Его театр быстро стал популярным, маленький зал не вмещал всех желающих. Вечером у театра всегда стояла толпа жаждущих купить лишний билетик. Петру очень хотелось перенести в свой театр знаменитый «Необыкновенный концерт» Образцова, но он пока не осмеливался, считая, что без Гердта и других ярких артистов такого успеха не будет. В итоге решили обойтись без неподражаемого Апломбова и сочинили свой «Необыкновенный концерт», где вместе с развлекательными номерами инсценировали песни Высоцкого и вставили сценки Жванецкого. После двух спектаклей «Необыкновенного концерта» Петра вызвали в райком партии.
– Пётр Валерианович, вы что себе позволяете? Мало того, что в вашем спектакле наша Красная армия выглядит как сборище бандитов, что людей вы считаете беспамятными манкуртами, так теперь вы решили пропагандировать всяких диссидентствующих авторов?
– Ничего из ряда вон выходящего я себе не позволяю. «Конармия» давно и успешно идёт в театре Вахтангова, а писатель Чингиз Айтматов лауреат Государственных премий и герой соцтруда. Артист Высоцкий играл главные роли в театре на Таганке, а миниатюры Жванецкого постоянно ставят в театре Аркадия Райкина – где же тут диссиденты?

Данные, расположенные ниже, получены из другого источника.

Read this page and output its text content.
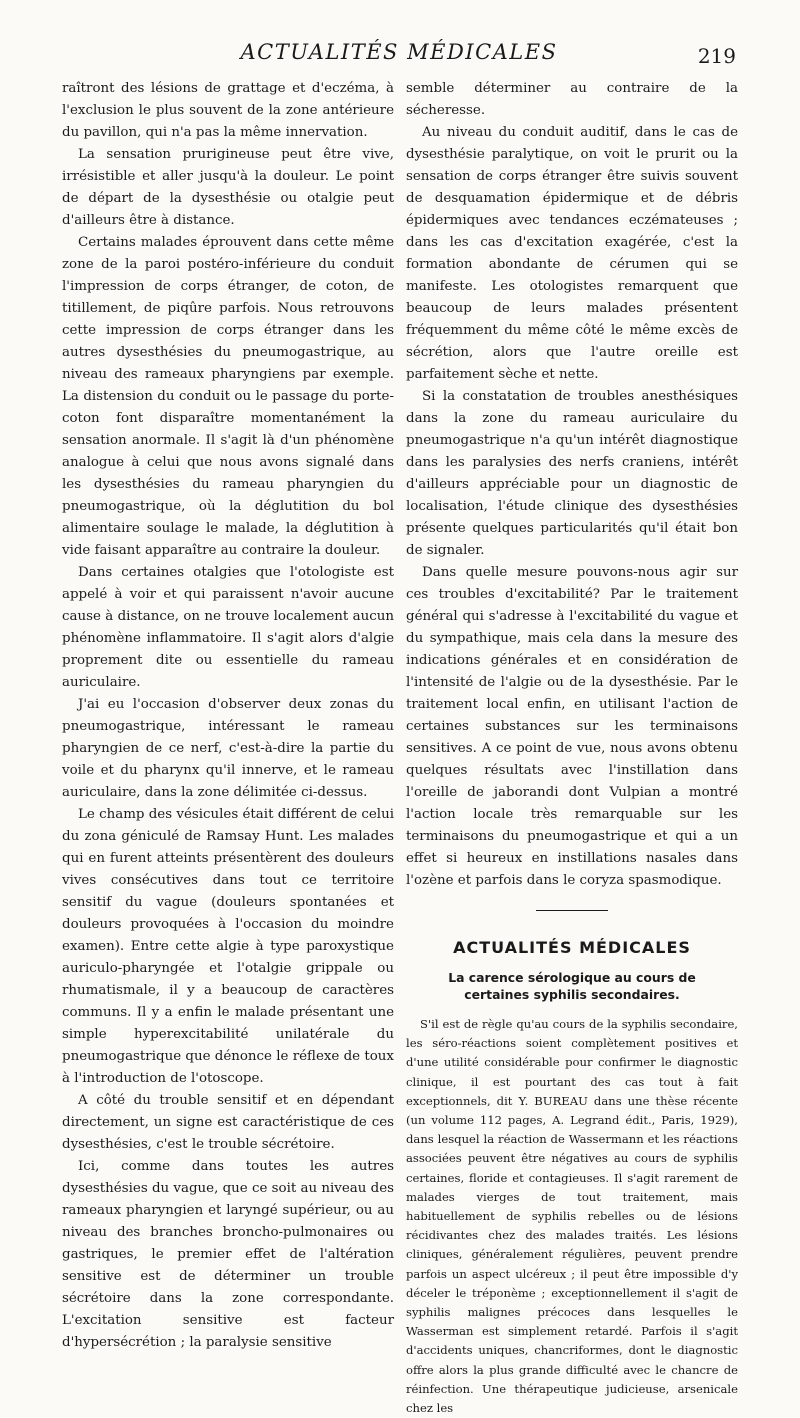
ACTUALITÉS MÉDICALES	219

raîtront des lésions de grattage et d'eczéma, à l'exclusion le plus souvent de la zone antérieure du pavillon, qui n'a pas la même innervation.

La sensation prurigineuse peut être vive, irrésistible et aller jusqu'à la douleur. Le point de départ de la dysesthésie ou otalgie peut d'ailleurs être à distance.

Certains malades éprouvent dans cette même zone de la paroi postéro-inférieure du conduit l'impression de corps étranger, de coton, de titillement, de piqûre parfois. Nous retrouvons cette impression de corps étranger dans les autres dysesthésies du pneumogastrique, au niveau des rameaux pharyngiens par exemple. La distension du conduit ou le passage du porte-coton font disparaître momentanément la sensation anormale. Il s'agit là d'un phénomène analogue à celui que nous avons signalé dans les dysesthésies du rameau pharyngien du pneumogastrique, où la déglutition du bol alimentaire soulage le malade, la déglutition à vide faisant apparaître au contraire la douleur.

Dans certaines otalgies que l'otologiste est appelé à voir et qui paraissent n'avoir aucune cause à distance, on ne trouve localement aucun phénomène inflammatoire. Il s'agit alors d'algie proprement dite ou essentielle du rameau auriculaire.

J'ai eu l'occasion d'observer deux zonas du pneumogastrique, intéressant le rameau pharyngien de ce nerf, c'est-à-dire la partie du voile et du pharynx qu'il innerve, et le rameau auriculaire, dans la zone délimitée ci-dessus.

Le champ des vésicules était différent de celui du zona géniculé de Ramsay Hunt. Les malades qui en furent atteints présentèrent des douleurs vives consécutives dans tout ce territoire sensitif du vague (douleurs spontanées et douleurs provoquées à l'occasion du moindre examen). Entre cette algie à type paroxystique auriculo-pharyngée et l'otalgie grippale ou rhumatismale, il y a beaucoup de caractères communs. Il y a enfin le malade présentant une simple hyperexcitabilité unilatérale du pneumogastrique que dénonce le réflexe de toux à l'introduction de l'otoscope.

A côté du trouble sensitif et en dépendant directement, un signe est caractéristique de ces dysesthésies, c'est le trouble sécrétoire.

Ici, comme dans toutes les autres dysesthésies du vague, que ce soit au niveau des rameaux pharyngien et laryngé supérieur, ou au niveau des branches broncho-pulmonaires ou gastriques, le premier effet de l'altération sensitive est de déterminer un trouble sécrétoire dans la zone correspondante. L'excitation sensitive est facteur d'hypersécrétion ; la paralysie sensitive

semble déterminer au contraire de la sécheresse.

Au niveau du conduit auditif, dans le cas de dysesthésie paralytique, on voit le prurit ou la sensation de corps étranger être suivis souvent de desquamation épidermique et de débris épidermiques avec tendances eczémateuses ; dans les cas d'excitation exagérée, c'est la formation abondante de cérumen qui se manifeste. Les otologistes remarquent que beaucoup de leurs malades présentent fréquemment du même côté le même excès de sécrétion, alors que l'autre oreille est parfaitement sèche et nette.

Si la constatation de troubles anesthésiques dans la zone du rameau auriculaire du pneumogastrique n'a qu'un intérêt diagnostique dans les paralysies des nerfs craniens, intérêt d'ailleurs appréciable pour un diagnostic de localisation, l'étude clinique des dysesthésies présente quelques particularités qu'il était bon de signaler.

Dans quelle mesure pouvons-nous agir sur ces troubles d'excitabilité? Par le traitement général qui s'adresse à l'excitabilité du vague et du sympathique, mais cela dans la mesure des indications générales et en considération de l'intensité de l'algie ou de la dysesthésie. Par le traitement local enfin, en utilisant l'action de certaines substances sur les terminaisons sensitives. A ce point de vue, nous avons obtenu quelques résultats avec l'instillation dans l'oreille de jaborandi dont Vulpian a montré l'action locale très remarquable sur les terminaisons du pneumogastrique et qui a un effet si heureux en instillations nasales dans l'ozène et parfois dans le coryza spasmodique.

ACTUALITÉS MÉDICALES
La carence sérologique au cours de certaines syphilis secondaires.

S'il est de règle qu'au cours de la syphilis secondaire, les séro-réactions soient complètement positives et d'une utilité considérable pour confirmer le diagnostic clinique, il est pourtant des cas tout à fait exceptionnels, dit Y. BUREAU dans une thèse récente (un volume 112 pages, A. Legrand édit., Paris, 1929), dans lesquel la réaction de Wassermann et les réactions associées peuvent être négatives au cours de syphilis certaines, floride et contagieuses. Il s'agit rarement de malades vierges de tout traitement, mais habituellement de syphilis rebelles ou de lésions récidivantes chez des malades traités. Les lésions cliniques, généralement régulières, peuvent prendre parfois un aspect ulcéreux ; il peut être impossible d'y déceler le tréponème ; exceptionnellement il s'agit de syphilis malignes précoces dans lesquelles le Wasserman est simplement retardé. Parfois il s'agit d'accidents uniques, chancriformes, dont le diagnostic offre alors la plus grande difficulté avec le chancre de réinfection. Une thérapeutique judicieuse, arsenicale chez les
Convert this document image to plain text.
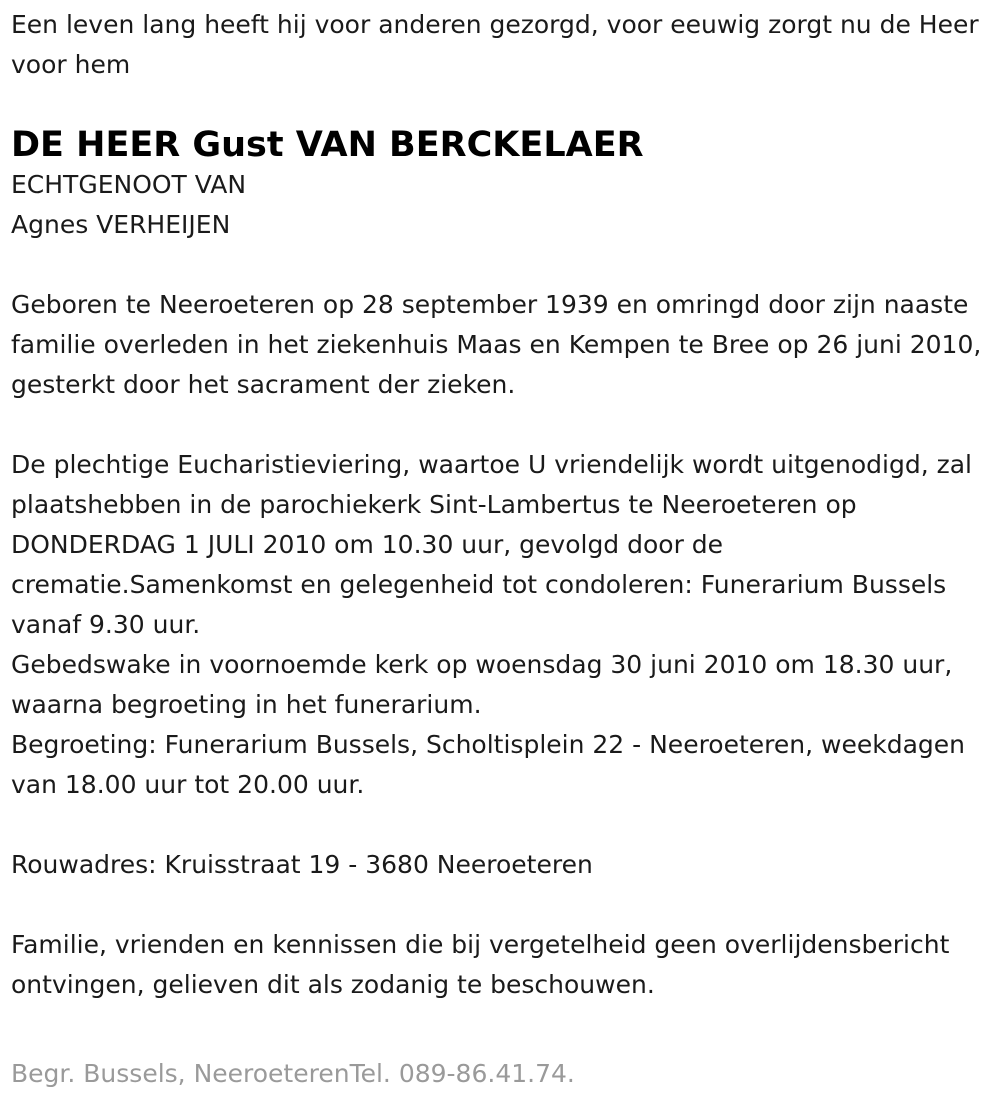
Een leven lang heeft hij voor anderen gezorgd, voor eeuwig zorgt nu de Heer voor hem

DE HEER Gust VAN BERCKELAER

ECHTGENOOT VAN

Agnes VERHEIJEN

Geboren te Neeroeteren op 28 september 1939 en omringd door zijn naaste familie overleden in het ziekenhuis Maas en Kempen te Bree op 26 juni 2010, gesterkt door het sacrament der zieken.

De plechtige Eucharistieviering, waartoe U vriendelijk wordt uitgenodigd, zal plaatshebben in de parochiekerk Sint-Lambertus te Neeroeteren op DONDERDAG 1 JULI 2010 om 10.30 uur, gevolgd door de crematie.Samenkomst en gelegenheid tot condoleren: Funerarium Bussels vanaf 9.30 uur.

Gebedswake in voornoemde kerk op woensdag 30 juni 2010 om 18.30 uur, waarna begroeting in het funerarium.

Begroeting: Funerarium Bussels, Scholtisplein 22 - Neeroeteren, weekdagen van 18.00 uur tot 20.00 uur.

Rouwadres: Kruisstraat 19 - 3680 Neeroeteren

Familie, vrienden en kennissen die bij vergetelheid geen overlijdensbericht ontvingen, gelieven dit als zodanig te beschouwen.

Begr. Bussels, NeeroeterenTel. 089-86.41.74.
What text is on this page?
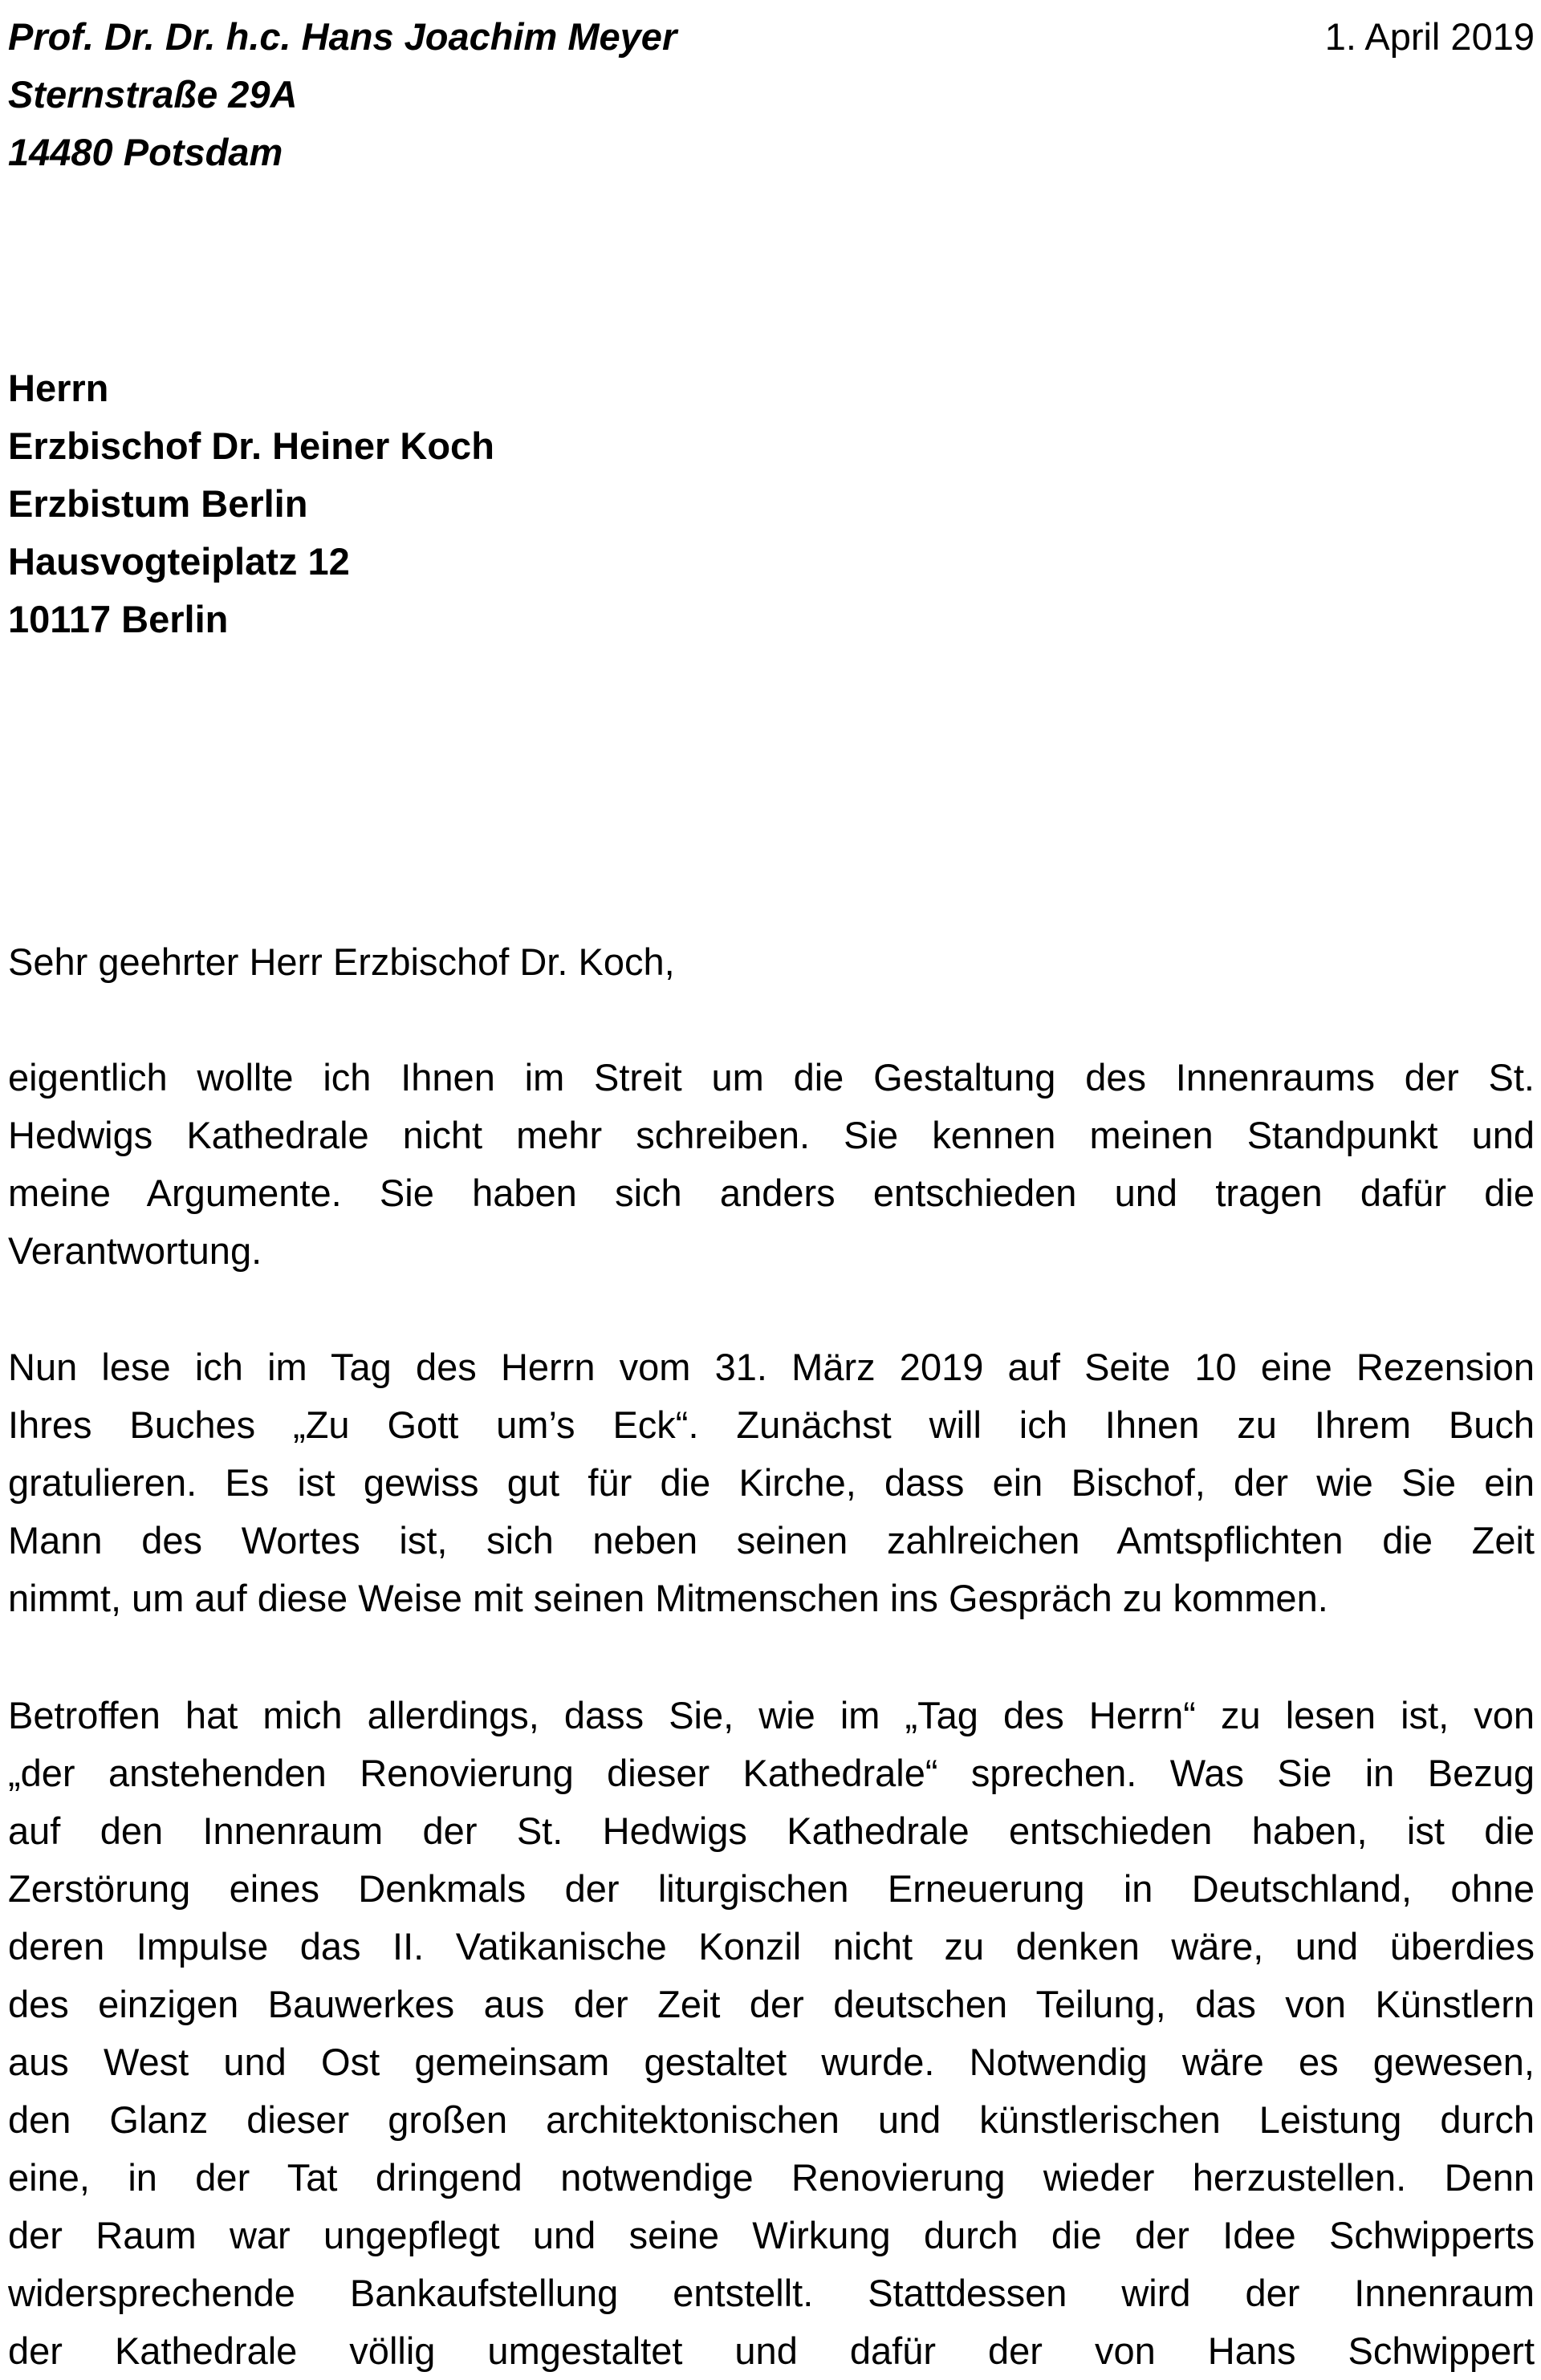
Prof. Dr. Dr. h.c. Hans Joachim Meyer
Sternstraße 29A
14480 Potsdam
1. April 2019
Herrn
Erzbischof Dr. Heiner Koch
Erzbistum Berlin
Hausvogteiplatz 12
10117 Berlin
Sehr geehrter Herr Erzbischof Dr. Koch,
eigentlich wollte ich Ihnen im Streit um die Gestaltung des Innenraums der St.
Hedwigs Kathedrale nicht mehr schreiben. Sie kennen meinen Standpunkt und
meine Argumente. Sie haben sich anders entschieden und tragen dafür die
Verantwortung.
Nun lese ich im Tag des Herrn vom 31. März 2019 auf Seite 10 eine Rezension
Ihres Buches „Zu Gott um’s Eck“. Zunächst will ich Ihnen zu Ihrem Buch
gratulieren. Es ist gewiss gut für die Kirche, dass ein Bischof, der wie Sie ein
Mann des Wortes ist, sich neben seinen zahlreichen Amtspflichten die Zeit
nimmt, um auf diese Weise mit seinen Mitmenschen ins Gespräch zu kommen.
Betroffen hat mich allerdings, dass Sie, wie im „Tag des Herrn“ zu lesen ist, von
„der anstehenden Renovierung dieser Kathedrale“ sprechen. Was Sie in Bezug
auf den Innenraum der St. Hedwigs Kathedrale entschieden haben, ist die
Zerstörung eines Denkmals der liturgischen Erneuerung in Deutschland, ohne
deren Impulse das II. Vatikanische Konzil nicht zu denken wäre, und überdies
des einzigen Bauwerkes aus der Zeit der deutschen Teilung, das von Künstlern
aus West und Ost gemeinsam gestaltet wurde. Notwendig wäre es gewesen,
den Glanz dieser großen architektonischen und künstlerischen Leistung durch
eine, in der Tat dringend notwendige Renovierung wieder herzustellen. Denn
der Raum war ungepflegt und seine Wirkung durch die der Idee Schwipperts
widersprechende Bankaufstellung entstellt. Stattdessen wird der Innenraum
der Kathedrale völlig umgestaltet und dafür der von Hans Schwippert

– Мало ли, что они там в театрах играют! Здесь вам не Москва! К нам поступают сигналы, что вокруг вашего театра процветает спекуляция билетами. И не исключено, что лично вы на этом наживаетесь. А за это можно и статью получить! Немедленно снимите с репертуара ваш «Необыкновенный концерт». Насчёт других спектаклей мы тоже подумаем. Мы ценим ваш талант, и не станем отрицать, что благодаря вам кукольный театр стали посещать зрители. Это неоднократно отмечалось в областной газете и в Отделе культуры, но хотим предупредить, – не дразните гусей, дорогой Пётр Валерианович.
Спектакль пришлось снять, – как-никак указание сверху, но на этом не успокоились. Похоже, обиделись за сравнение с манкуртами. Кто-то, видимо, нажимал на эту педаль и подзуживал партийных чиновников. Да и генсеки стали меняться с пугающей быстротой, – не знаешь, чем обернётся завтрашний день. Была первая половина восьмидесятых, и партийцы не знали, как им себя вести, – то ли демонстрировать либерализм, то ли, напротив, «закручивать гайки». Закручивать гайки всегда было безопаснее, за это их по рукам никогда не били. К Петру на спектакли часто стали приходить чиновники, – он по звонку оставлял для них места. Неоднократно вызывали в райком и, наконец, сказали: Пётр Валерианович, мы изучили ваш послужной список и думаем, что вы прекрасно справляетесь с руководящей работой. В Риге вы работали инструктором в Отделе культуры, а это большой город, республиканская столица, поэтому решили вам предложить такую же должность в нашем Обкоме партии. Нам в области надо развивать театральное дело, у вас большой опыт и авторитет, и вы, безусловно, будете очень полезны на этом месте.